Au-delà de Rollon, les Normands parvinrent, en recourant parfois à l’aide militaire de troupes scandinaves, à se maintenir au pouvoir et à construire un État solide, indépendant jusqu’en 1204, lors du rattachement du territoire au drapeau « aux trois léopards » à la France.

Si la question historique de la Normandie ne fait pas débat, ni même ses contours géographiques, demeure chez certains historiens et archéologues la question de la diversité de sa population et de son maintien.

La question de la population normande

En effet, en 911, une population franque indigène a vu débarquer des guerriers nordiques, vigoureux, venus s’établir et diriger une terre. Cette conquête se matérialisa par un encadrement nordique, limité en quantité de population, qui s’intégra à l’environnement préexistant, notamment via la conversion au christianisme.

Ainsi, la question que se posent de nombreux historiens est la pérennité, sur le sol normand, des populations scandinaves, le plus souvent issues des nations danoise et norvégienne actuelles. Ces hommes du large ont-ils conquis d’autres terres ou se sont-ils installés dans le nord-ouest de la terre franque ? La seconde hypothèse intègre la notion d’absorption, de fusion des populations car il paraît d’évidence que le groupe colonisateur était constitué en totalité (ou quasiment) d’éléments masculins.

En effet, certains considèrent les Vikings comme des conquérants, ayant une incapacité certaine à s’intégrer – et à s’installer – au sein d’une population locale préexistante (avant la Normandie, ces terres faisaient partie de la Neustrie) ; d’autres pensent que les Hommes venus du Nord se sont totalement intégrés, offrant ainsi une identité spécifique à la fois aux noms de famille (patronymie) comme aux lieux (toponymie).

Cette question porte donc sur les racines de certains habitants la Normandie enfin réunifiée au sein d’une même région administrative (mais patrie charnelle depuis 911 !).

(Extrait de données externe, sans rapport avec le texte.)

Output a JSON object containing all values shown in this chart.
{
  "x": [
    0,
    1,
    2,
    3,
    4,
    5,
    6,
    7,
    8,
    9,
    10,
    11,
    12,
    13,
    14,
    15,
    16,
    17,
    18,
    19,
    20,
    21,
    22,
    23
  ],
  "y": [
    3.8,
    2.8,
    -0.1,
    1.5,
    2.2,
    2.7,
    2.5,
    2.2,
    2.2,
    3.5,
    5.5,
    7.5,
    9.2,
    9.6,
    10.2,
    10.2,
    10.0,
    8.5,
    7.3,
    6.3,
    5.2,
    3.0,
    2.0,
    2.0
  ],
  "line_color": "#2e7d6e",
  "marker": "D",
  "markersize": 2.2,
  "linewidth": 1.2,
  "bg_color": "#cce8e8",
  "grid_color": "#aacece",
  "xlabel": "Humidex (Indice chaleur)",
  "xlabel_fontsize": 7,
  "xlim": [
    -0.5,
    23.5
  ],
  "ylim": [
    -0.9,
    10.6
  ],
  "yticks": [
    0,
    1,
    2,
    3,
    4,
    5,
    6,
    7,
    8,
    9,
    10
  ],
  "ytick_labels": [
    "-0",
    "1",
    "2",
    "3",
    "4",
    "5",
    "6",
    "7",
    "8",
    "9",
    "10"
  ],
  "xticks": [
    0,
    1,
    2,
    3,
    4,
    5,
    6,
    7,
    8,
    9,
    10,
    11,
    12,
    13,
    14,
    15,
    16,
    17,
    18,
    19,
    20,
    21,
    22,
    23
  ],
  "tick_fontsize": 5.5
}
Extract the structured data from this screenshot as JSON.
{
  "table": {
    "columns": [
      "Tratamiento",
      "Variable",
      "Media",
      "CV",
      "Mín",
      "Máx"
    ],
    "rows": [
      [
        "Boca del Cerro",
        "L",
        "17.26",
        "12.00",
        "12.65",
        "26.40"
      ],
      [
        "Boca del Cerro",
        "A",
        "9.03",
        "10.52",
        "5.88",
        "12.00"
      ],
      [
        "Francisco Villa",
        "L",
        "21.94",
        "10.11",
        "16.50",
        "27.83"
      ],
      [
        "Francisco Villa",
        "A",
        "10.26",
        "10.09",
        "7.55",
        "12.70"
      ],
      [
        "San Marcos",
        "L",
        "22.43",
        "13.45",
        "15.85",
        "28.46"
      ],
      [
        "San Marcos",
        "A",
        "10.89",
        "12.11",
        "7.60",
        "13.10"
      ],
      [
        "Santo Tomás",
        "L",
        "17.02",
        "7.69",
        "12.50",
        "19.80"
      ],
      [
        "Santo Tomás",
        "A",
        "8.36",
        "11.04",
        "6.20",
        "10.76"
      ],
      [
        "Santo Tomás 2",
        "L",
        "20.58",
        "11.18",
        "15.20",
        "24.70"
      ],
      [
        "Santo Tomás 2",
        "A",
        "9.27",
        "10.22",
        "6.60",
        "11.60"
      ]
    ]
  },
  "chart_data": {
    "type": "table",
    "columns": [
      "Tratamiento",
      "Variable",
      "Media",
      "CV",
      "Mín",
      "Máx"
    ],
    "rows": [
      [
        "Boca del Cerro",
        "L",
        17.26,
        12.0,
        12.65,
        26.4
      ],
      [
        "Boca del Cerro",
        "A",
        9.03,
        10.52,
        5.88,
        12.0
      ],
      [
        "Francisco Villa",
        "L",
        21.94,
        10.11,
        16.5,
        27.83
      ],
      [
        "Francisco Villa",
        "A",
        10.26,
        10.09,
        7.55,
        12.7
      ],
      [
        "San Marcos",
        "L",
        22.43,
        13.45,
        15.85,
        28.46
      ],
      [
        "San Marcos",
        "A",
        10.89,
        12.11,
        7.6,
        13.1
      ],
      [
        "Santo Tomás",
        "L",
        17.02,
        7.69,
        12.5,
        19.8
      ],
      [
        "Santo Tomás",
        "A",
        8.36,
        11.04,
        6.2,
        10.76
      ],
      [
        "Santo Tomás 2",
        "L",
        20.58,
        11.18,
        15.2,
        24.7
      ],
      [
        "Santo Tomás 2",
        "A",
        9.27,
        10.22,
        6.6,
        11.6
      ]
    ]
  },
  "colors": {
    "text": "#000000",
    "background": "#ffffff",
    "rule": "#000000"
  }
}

Nul n’en doute, tout ce qui est lié à l’identité pose un problème à nos élites nationales. Cette prédisposition ne pose, par contre, aucune difficulté à la population qui aime se définir ou s’associer à la terre sur laquelle elle réside ou sur laquelle elle vit le jour.

Suis-je Normand pourrait s’interroger chacun des 3 200 000 habitants des cinq départements issus de la Révolution française ? Sans aucun doute oui, puisque cette identité s’acquiert par l’héritage comme par la volonté de le devenir. Le chef d’État sénégalais aujourd’hui disparu Léopold Sédar Senghor, académicien français, lié à la Normandie notamment par son épouse (mais aussi par sa culture), a longuement évoqué cette question, rejoignant les régionalistes partisans de l’unité normande au sein de l’entité nationale française du Mouvement normand (MN).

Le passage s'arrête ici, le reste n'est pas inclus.